A Blog About Intellectual Property Litigation and the District of Delaware


Don't be late...
Don't be late... Man Holding Handbag, Andy Beales, Unsplash

In the District of Delaware, Daubert motions (i.e., motions to exclude expert testimony under FRE 702) are normally due at the same time as case dispositive motions, and often share a page limit.

This makes a lot of sense, since Daubert motions are often more or less dispositive of central substantive issues in the case. Sometimes, if the party cannot present expert testimony on a particular substantive issue, they essentially just lose (although for other things, not so much).

Often, parties will present their primary Daubert issues at the deadline, only to realize later on that there are other lingering issues that fit the Rule 702 case law. They may be tempted to file a motion in limine to deal with those lingering issues.
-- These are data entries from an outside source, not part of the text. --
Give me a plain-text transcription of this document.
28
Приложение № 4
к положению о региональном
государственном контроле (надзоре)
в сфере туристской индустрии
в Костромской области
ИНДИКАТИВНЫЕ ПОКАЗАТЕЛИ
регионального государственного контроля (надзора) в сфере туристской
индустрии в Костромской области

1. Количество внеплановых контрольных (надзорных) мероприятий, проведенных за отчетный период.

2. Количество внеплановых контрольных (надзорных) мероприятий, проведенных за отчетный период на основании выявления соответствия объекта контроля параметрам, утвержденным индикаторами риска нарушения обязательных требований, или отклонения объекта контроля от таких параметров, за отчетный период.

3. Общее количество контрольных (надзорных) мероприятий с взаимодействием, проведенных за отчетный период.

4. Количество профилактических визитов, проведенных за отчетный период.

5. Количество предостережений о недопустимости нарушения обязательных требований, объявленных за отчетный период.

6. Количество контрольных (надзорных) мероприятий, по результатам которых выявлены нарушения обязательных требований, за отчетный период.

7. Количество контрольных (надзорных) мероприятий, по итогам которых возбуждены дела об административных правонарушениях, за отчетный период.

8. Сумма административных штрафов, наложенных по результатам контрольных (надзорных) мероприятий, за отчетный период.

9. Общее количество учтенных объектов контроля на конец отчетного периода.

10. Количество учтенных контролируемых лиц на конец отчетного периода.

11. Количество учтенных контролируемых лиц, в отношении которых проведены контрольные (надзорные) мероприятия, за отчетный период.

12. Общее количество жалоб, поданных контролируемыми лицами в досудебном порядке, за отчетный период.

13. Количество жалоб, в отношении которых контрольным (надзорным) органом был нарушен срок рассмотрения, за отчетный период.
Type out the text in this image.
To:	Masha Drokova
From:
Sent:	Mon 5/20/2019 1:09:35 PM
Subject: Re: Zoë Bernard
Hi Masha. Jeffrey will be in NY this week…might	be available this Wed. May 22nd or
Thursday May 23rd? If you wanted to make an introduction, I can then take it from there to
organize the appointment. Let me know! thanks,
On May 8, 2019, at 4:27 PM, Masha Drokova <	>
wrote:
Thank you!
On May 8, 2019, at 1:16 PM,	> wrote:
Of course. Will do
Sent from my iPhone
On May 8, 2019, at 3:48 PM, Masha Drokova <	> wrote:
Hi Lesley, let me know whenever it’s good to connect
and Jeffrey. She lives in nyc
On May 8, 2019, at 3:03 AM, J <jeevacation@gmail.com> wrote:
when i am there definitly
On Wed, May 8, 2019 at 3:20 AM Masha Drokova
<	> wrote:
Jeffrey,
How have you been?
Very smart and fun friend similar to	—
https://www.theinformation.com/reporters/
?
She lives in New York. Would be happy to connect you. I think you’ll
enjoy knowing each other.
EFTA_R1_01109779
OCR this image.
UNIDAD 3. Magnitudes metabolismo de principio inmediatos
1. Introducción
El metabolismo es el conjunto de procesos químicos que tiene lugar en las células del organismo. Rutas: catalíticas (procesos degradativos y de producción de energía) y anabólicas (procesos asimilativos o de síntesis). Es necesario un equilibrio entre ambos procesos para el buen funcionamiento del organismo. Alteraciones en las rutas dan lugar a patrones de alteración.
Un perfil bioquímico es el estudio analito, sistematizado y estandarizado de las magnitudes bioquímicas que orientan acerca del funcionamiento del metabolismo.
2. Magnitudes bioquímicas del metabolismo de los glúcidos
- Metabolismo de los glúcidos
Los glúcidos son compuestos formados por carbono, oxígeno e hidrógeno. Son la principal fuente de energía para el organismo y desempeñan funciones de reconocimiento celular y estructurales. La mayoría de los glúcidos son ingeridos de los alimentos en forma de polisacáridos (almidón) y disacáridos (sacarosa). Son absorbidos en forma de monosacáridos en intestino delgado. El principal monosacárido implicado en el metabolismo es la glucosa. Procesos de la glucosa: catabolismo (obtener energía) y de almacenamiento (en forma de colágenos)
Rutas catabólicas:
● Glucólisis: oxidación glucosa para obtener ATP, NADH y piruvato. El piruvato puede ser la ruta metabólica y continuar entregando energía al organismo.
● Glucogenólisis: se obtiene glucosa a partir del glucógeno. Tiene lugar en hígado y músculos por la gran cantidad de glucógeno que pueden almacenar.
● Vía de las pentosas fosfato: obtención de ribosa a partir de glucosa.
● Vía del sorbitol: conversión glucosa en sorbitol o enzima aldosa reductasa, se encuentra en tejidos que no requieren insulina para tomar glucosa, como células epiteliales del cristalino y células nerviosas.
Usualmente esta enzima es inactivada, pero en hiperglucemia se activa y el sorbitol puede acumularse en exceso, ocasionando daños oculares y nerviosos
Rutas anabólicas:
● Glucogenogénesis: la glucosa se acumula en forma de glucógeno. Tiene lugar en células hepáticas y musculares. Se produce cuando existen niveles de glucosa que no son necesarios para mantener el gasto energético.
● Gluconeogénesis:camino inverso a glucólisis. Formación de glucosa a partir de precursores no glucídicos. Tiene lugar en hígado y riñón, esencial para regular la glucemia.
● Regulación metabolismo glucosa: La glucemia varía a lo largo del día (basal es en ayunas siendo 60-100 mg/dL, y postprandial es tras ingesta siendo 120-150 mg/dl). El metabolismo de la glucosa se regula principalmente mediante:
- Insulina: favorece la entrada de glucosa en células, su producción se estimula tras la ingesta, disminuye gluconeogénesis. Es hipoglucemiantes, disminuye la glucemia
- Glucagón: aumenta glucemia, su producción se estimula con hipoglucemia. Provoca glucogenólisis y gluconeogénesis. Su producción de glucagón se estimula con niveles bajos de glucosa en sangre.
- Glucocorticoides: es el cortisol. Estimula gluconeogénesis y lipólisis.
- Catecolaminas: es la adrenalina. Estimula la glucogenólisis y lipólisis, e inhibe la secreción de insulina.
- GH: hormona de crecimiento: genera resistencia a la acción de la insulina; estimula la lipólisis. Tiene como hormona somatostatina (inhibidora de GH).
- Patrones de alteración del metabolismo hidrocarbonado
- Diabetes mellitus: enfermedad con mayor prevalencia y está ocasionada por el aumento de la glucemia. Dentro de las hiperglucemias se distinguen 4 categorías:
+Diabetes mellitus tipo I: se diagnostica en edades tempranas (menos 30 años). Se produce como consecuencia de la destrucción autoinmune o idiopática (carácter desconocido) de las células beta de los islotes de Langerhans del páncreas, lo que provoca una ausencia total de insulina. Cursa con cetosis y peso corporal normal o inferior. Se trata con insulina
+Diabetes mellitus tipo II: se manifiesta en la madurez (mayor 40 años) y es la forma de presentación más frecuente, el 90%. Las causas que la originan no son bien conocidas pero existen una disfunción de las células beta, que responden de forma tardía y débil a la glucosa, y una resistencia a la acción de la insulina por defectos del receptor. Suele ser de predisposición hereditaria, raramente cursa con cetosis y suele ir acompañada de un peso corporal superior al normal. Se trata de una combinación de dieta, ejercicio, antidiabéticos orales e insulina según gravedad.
That doesn't usually work. The Court will most likely deny the MIL as a late Daubert motion, in an order like the below from Judge Burke last week:

ORAL ORDER: The Court, having reviewed Aurobindo’s motion in limine . . . hereby ORDERS that the Motion is DENIED . . . . In part, that is because the Motion is a stealth Daubert motion that was improperly filed as a motion in limine—something the Court would never permit. (See generally id., Opening Brief (citing Fed. R. Evid. 702, citing caselaw addressing Daubert motions, and discussing Plaintiffs’ experts’ alleged lack of qualifications to address the issues in question)) And in part, it is because Aurobindo hid the ball from Plaintiffs. After failing to specify in its opening brief which portions of Plaintiffs’ experts’ opinions it really meant to put at issue, other than by referring to them as “opinions regarding the HEK Assay[,]” . . . , Aurobindo then listed what appears to be approximately 100 or more paragraphs of the experts’ reports in its reply brief (i.e., at a point when Plaintiffs could no longer respond), . . . . If Aurobindo thinks that the experts’ testimony relating to HEK assays is shaky, it can demonstrate that via vigorous cross-examination at trial.

Amicus Therapeutics US, LLC et al v. Teva Pharmaceuticals USA, Inc., C.A. No. 22-1461-CJB, D.I. 250 (D. Del. Sept. 18, 2025).

Federal Rule of Evidence 702 case law sometimes comes up in other contexts as well, such as a motion under FRE 703 to exclude otherwise inadmissible evidence relied on by an expert. Generally, I would say it's safest stay away from all FRE 702 and Daubert cases at the MIL stage if possible, to avoid an argument that your motion is waived because you should have made it at the Daubert stage.